Clara and I were getting some bizarre behavior while accessing a new FreeBSD pool over Netatalk and Samba. A subset of files with CJK names were showing up in the macOS Finder as expected, but would error out with file not found if you tried to open them.
We store a lot of files in Japanese and Korean, especially music and holiday photo directories with place names, so I’ve always been careful about using UTF-8 globally. I confirmed I had this in my
default:\ [...] :charset=UTF-8:\ :lang=en_US.UTF-8:
(NOTE: I’ve read this isn’t advisable because it can break ports that weren’t designed for UTF-8. I’ve never had that issue, but it’s something to keep in mind. I’d also be worried if software in 2020 still had that limitation, but that’s a topic for another post).
Then I confirmed the ZFS pool was set up for UTF-8:
# zfs get utf8only pool ==> NAME PROPERTY VALUE SOURCE ==> zten utf8only on -
So what was going on?
# zfs get normalization pool ==> NAME PROPERTY VALUE SOURCE ==> zten normalization none -
Normalisation is a field of information science that fills entire textbooks, but in a nutshell ZFS uses it, among other reasons, to reconcile filenames. How the filename is represented internally, and presented to the operator, can vary in unexpected ways, even if superficially they look the same.
Unfortunately, normalisation can’t be set after the filesystem is created. (Update: read below). So this weekend I dropped one of the drives from my mirror, created a new pool with normalisation to transfer data back to, then resilvered the mirror back to full redundancy:
# zpool -O normalization=formD [...]
Now previously-inaccessible files can be opened.
Henrik Winther kindly emailed in to advise that normalisation is a dataset level property, so you only need to create a new dataset to set it, thereby negating the need to reduce pool redundancy in the interim.

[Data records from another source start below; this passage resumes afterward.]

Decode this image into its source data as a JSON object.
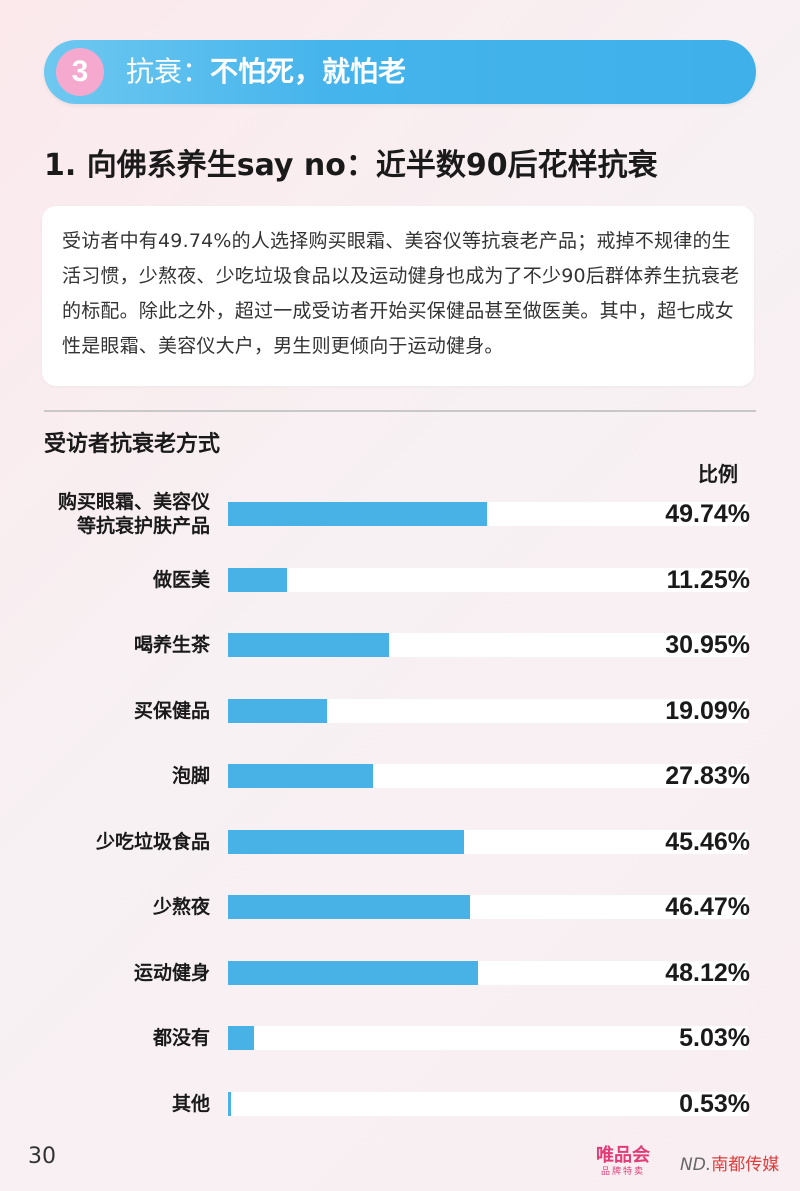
{
  "banner": {
    "number": "3",
    "title_prefix": "抗衰：",
    "title_bold": "不怕死，就怕老"
  },
  "section_heading": "1. 向佛系养生say no：近半数90后花样抗衰",
  "summary": "受访者中有49.74%的人选择购买眼霜、美容仪等抗衰老产品；戒掉不规律的生活习惯，少熬夜、少吃垃圾食品以及运动健身也成为了不少90后群体养生抗衰老的标配。除此之外，超过一成受访者开始买保健品甚至做医美。其中，超七成女性是眼霜、美容仪大户，男生则更倾向于运动健身。",
  "chart_data": {
    "type": "bar",
    "orientation": "horizontal",
    "title": "受访者抗衰老方式",
    "value_header": "比例",
    "unit": "%",
    "xlim": [
      0,
      100
    ],
    "bar_color": "#48b1e6",
    "track_color": "#ffffff",
    "categories": [
      "购买眼霜、美容仪\n等抗衰护肤产品",
      "做医美",
      "喝养生茶",
      "买保健品",
      "泡脚",
      "少吃垃圾食品",
      "少熬夜",
      "运动健身",
      "都没有",
      "其他"
    ],
    "values": [
      49.74,
      11.25,
      30.95,
      19.09,
      27.83,
      45.46,
      46.47,
      48.12,
      5.03,
      0.53
    ],
    "value_labels": [
      "49.74%",
      "11.25%",
      "30.95%",
      "19.09%",
      "27.83%",
      "45.46%",
      "46.47%",
      "48.12%",
      "5.03%",
      "0.53%"
    ]
  },
  "footer": {
    "page_number": "30",
    "logo_vip": "唯品会",
    "logo_vip_sub": "品牌特卖",
    "logo_nd_mark": "ND.",
    "logo_nd": "南都传媒"
  },
  "colors": {
    "banner": "#45b4ec",
    "badge": "#f6a9cf",
    "brand_red": "#e23c78"
  }
}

He gave an example:
# sudo zfs create -o normalization=formC gamma/test-normalization # /sbin/zfs get normalization | grep -E 'gamma |test' ==> gamma normalization none - ==> gamma/test-normalization normalization formC -
I appreciate the feedback, especially if you’re reading this post with the same issue I was having. Just use a new dataset and you’ll be fine.
In production I would certainly use this approach. At home for personal data, and where I have backups, I prefer to set normalisation at the pool level so every dataset inherits it. All Clara’s and my data have some form of CJK characters, so it makes things easier.